Unfortunately, my gripes with the game don’t stop at just the bad optimisation and fluffed-out writing; the game also has some very, VERY odd design choices from a game design standpoint – Every single time you want to progress, you HAVE to go back to the Library, sit through a pseudo-loading screen, navigate to Historie, and report back; note as well, that you can only take on one mission at a time! To be honest, I just went through quests one by one, but when you have quests like “Kill 4 of this monster”, or “Gather this item”, it really does make you question why you’re playing the game – These quests should be passive at all times, but no, you have to treat them the same as story quests, which I think is ridiculous.
But despite this…I…I can’t help but to keep playing; once you get used to the way the game wants you to play, get used to the framerate, and the camera, and start to understand more and more of the game, the more you grow to enjoy it – I loved getting new skills to see the flashy new costumes and animations, and love the feeling of slaughtering my foes, and, whilst I didn’t find any sort of boss battle in the few hours I had with the game, I’d love to see where the game goes nearing it’s middle, and ending chapters.

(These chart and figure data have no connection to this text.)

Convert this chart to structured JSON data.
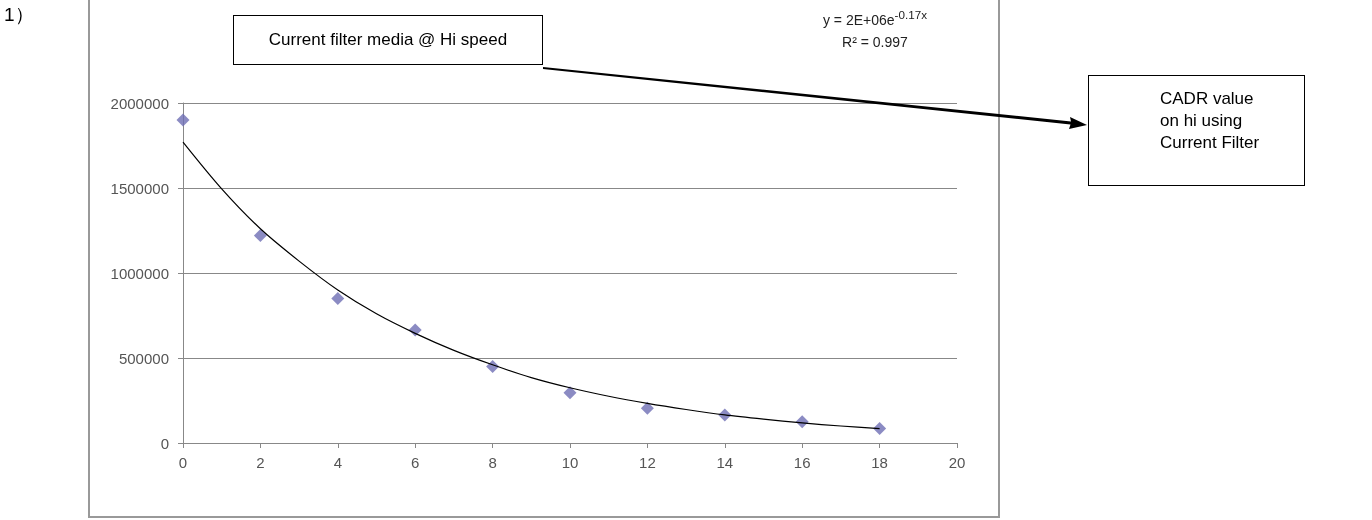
{
  "chart_data": {
    "type": "scatter",
    "xlim": [
      0,
      20
    ],
    "xticks": [
      0,
      2,
      4,
      6,
      8,
      10,
      12,
      14,
      16,
      18,
      20
    ],
    "ylim": [
      0,
      2000000
    ],
    "yticks": [
      0,
      500000,
      1000000,
      1500000,
      2000000
    ],
    "grid": "y",
    "x": [
      0,
      2,
      4,
      6,
      8,
      10,
      12,
      14,
      16,
      18
    ],
    "series": [
      {
        "color": "#6e6eb4",
        "marker": "diamond",
        "values": [
          1900000,
          1220000,
          850000,
          665000,
          450000,
          295000,
          205000,
          165000,
          125000,
          85000
        ]
      },
      {
        "type": "line",
        "color": "#000000",
        "marker": "none",
        "x": [
          0,
          1,
          2,
          3,
          4,
          5,
          6,
          7,
          8,
          9,
          10,
          11,
          12,
          13,
          14,
          15,
          16,
          17,
          18
        ],
        "values": [
          1770000,
          1495000,
          1260000,
          1070000,
          900000,
          760000,
          645000,
          545000,
          460000,
          385000,
          325000,
          275000,
          233000,
          197000,
          165000,
          140000,
          118000,
          100000,
          85000
        ]
      }
    ],
    "annotations": [
      "1）",
      "Current filter media @ Hi speed",
      "y = 2E+06e$^{-0.17x}$",
      "R² = 0.997",
      "CADR value on hi using Current Filter"
    ]
  }
}
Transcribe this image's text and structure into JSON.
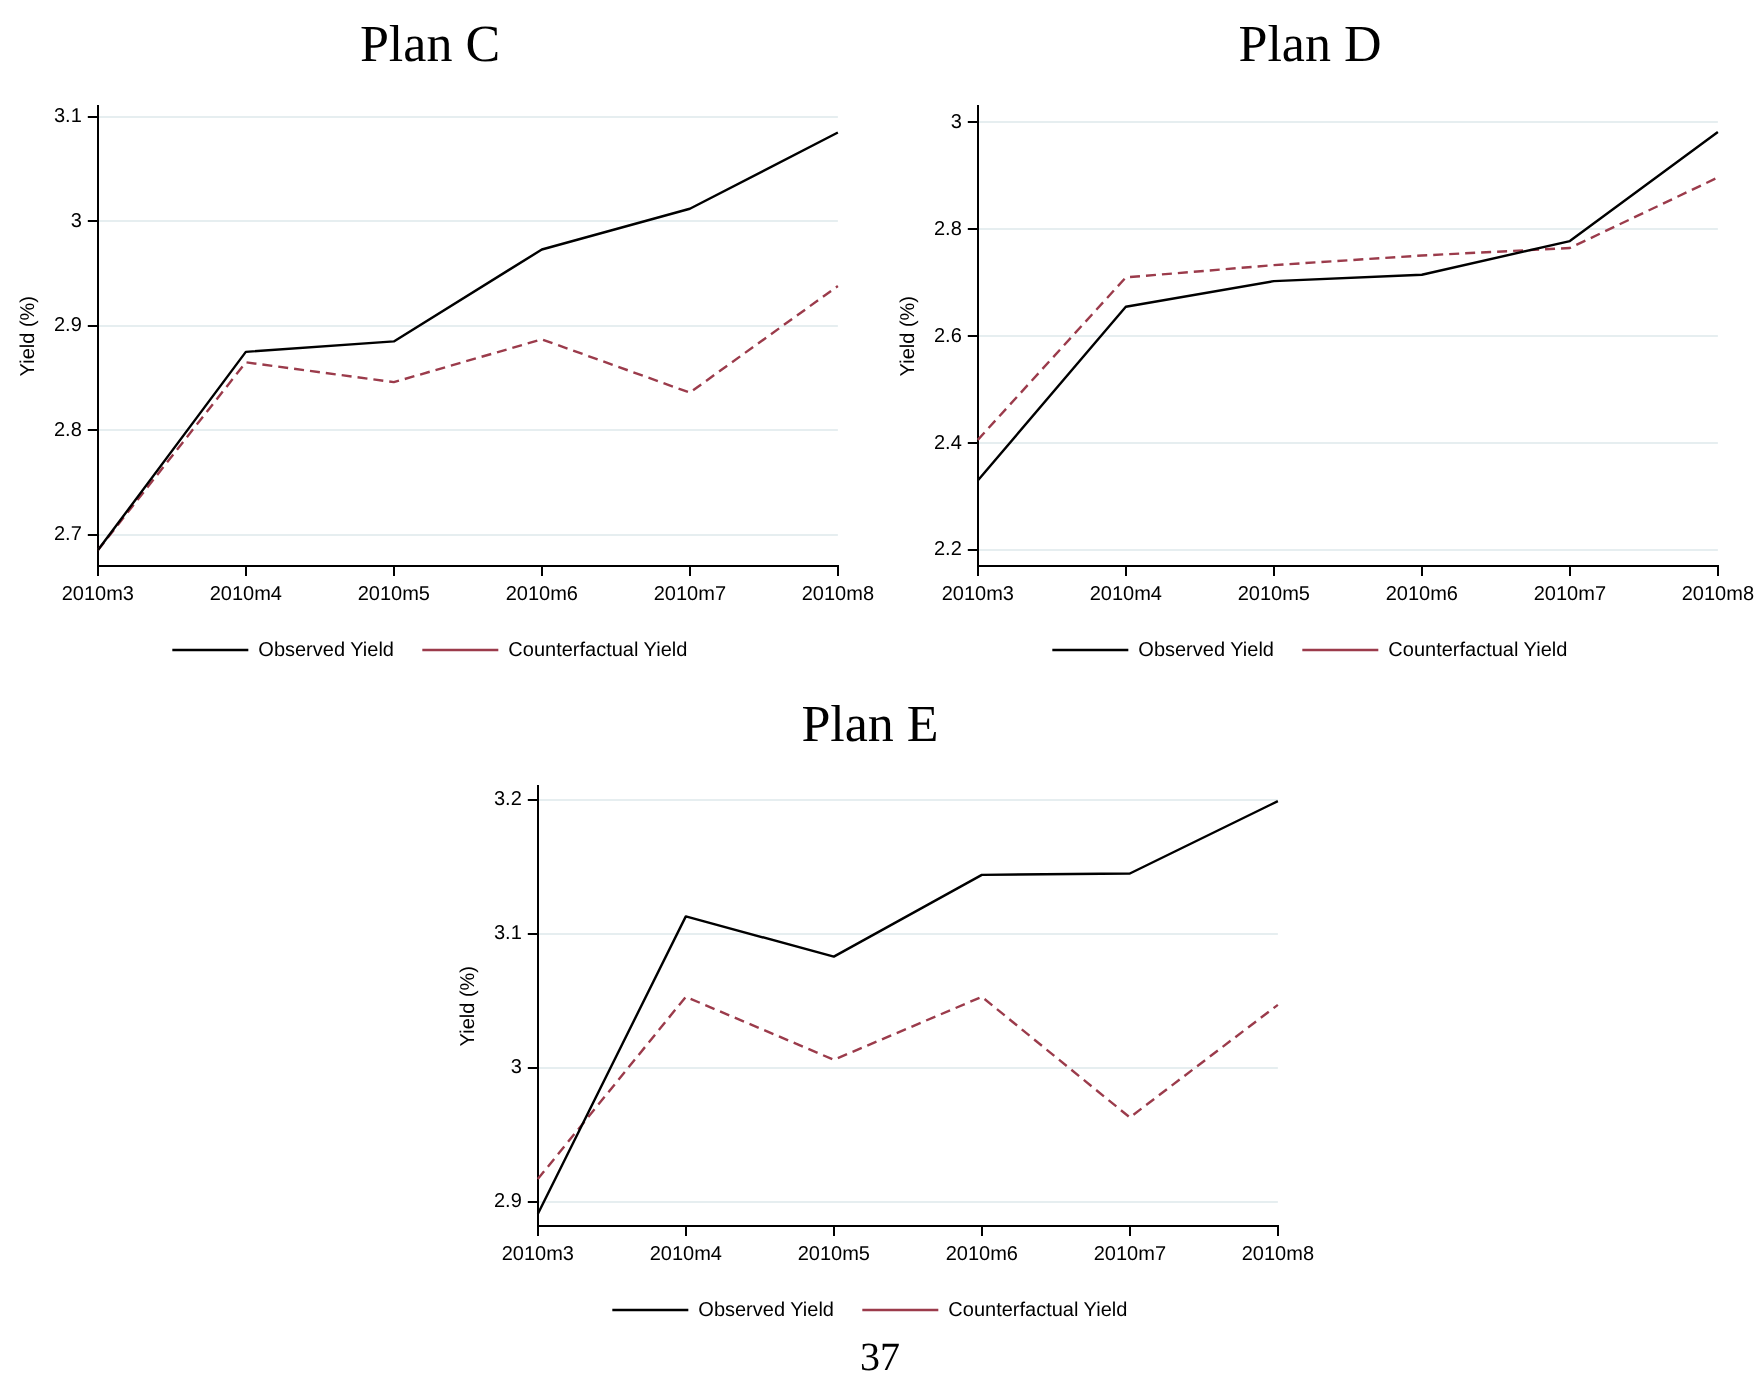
{
  "chart_data": [
    {
      "type": "line",
      "title": "Plan C",
      "ylabel": "Yield (%)",
      "categories": [
        "2010m3",
        "2010m4",
        "2010m5",
        "2010m6",
        "2010m7",
        "2010m8"
      ],
      "ylim": [
        2.67,
        3.11
      ],
      "yticks": [
        2.7,
        2.8,
        2.9,
        3,
        3.1
      ],
      "grid": "y",
      "legend": "bottom",
      "marker": "none",
      "series": [
        {
          "name": "Observed Yield",
          "color": "#000000",
          "line_style": "solid",
          "values": [
            2.685,
            2.875,
            2.885,
            2.973,
            3.012,
            3.085
          ]
        },
        {
          "name": "Counterfactual Yield",
          "color": "#9b3b4b",
          "line_style": "dashed",
          "values": [
            2.685,
            2.865,
            2.846,
            2.887,
            2.836,
            2.938
          ]
        }
      ]
    },
    {
      "type": "line",
      "title": "Plan D",
      "ylabel": "Yield (%)",
      "categories": [
        "2010m3",
        "2010m4",
        "2010m5",
        "2010m6",
        "2010m7",
        "2010m8"
      ],
      "ylim": [
        2.17,
        3.03
      ],
      "yticks": [
        2.2,
        2.4,
        2.6,
        2.8,
        3
      ],
      "grid": "y",
      "legend": "bottom",
      "marker": "none",
      "series": [
        {
          "name": "Observed Yield",
          "color": "#000000",
          "line_style": "solid",
          "values": [
            2.33,
            2.655,
            2.703,
            2.715,
            2.778,
            2.982
          ]
        },
        {
          "name": "Counterfactual Yield",
          "color": "#9b3b4b",
          "line_style": "dashed",
          "values": [
            2.406,
            2.71,
            2.733,
            2.751,
            2.765,
            2.897
          ]
        }
      ]
    },
    {
      "type": "line",
      "title": "Plan E",
      "ylabel": "Yield (%)",
      "categories": [
        "2010m3",
        "2010m4",
        "2010m5",
        "2010m6",
        "2010m7",
        "2010m8"
      ],
      "ylim": [
        2.882,
        3.21
      ],
      "yticks": [
        2.9,
        3,
        3.1,
        3.2
      ],
      "grid": "y",
      "legend": "bottom",
      "marker": "none",
      "annotations": [
        "37"
      ],
      "series": [
        {
          "name": "Observed Yield",
          "color": "#000000",
          "line_style": "solid",
          "values": [
            2.891,
            3.113,
            3.083,
            3.144,
            3.145,
            3.199
          ]
        },
        {
          "name": "Counterfactual Yield",
          "color": "#9b3b4b",
          "line_style": "dashed",
          "values": [
            2.917,
            3.053,
            3.006,
            3.053,
            2.963,
            3.047
          ]
        }
      ]
    }
  ]
}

With loveable characters, comical writing, enthusiastic voice acting, addicting gameplay and easy-to-pick-up nature of the game, Megadimension Neptune VS Sega Hard Girls is a different type of game than what you may be accustomed to, and might help you to shake up the mix, to try and get you to play something new.
With that in mind, I would rate Megadimension Neptune VS Sega Hard Girls a final score of 7 / 10; personally, I wouldn’t buy the game unless it was on sale, or if I was a fan, but either way, I still had a lot of fun with IF and the gang.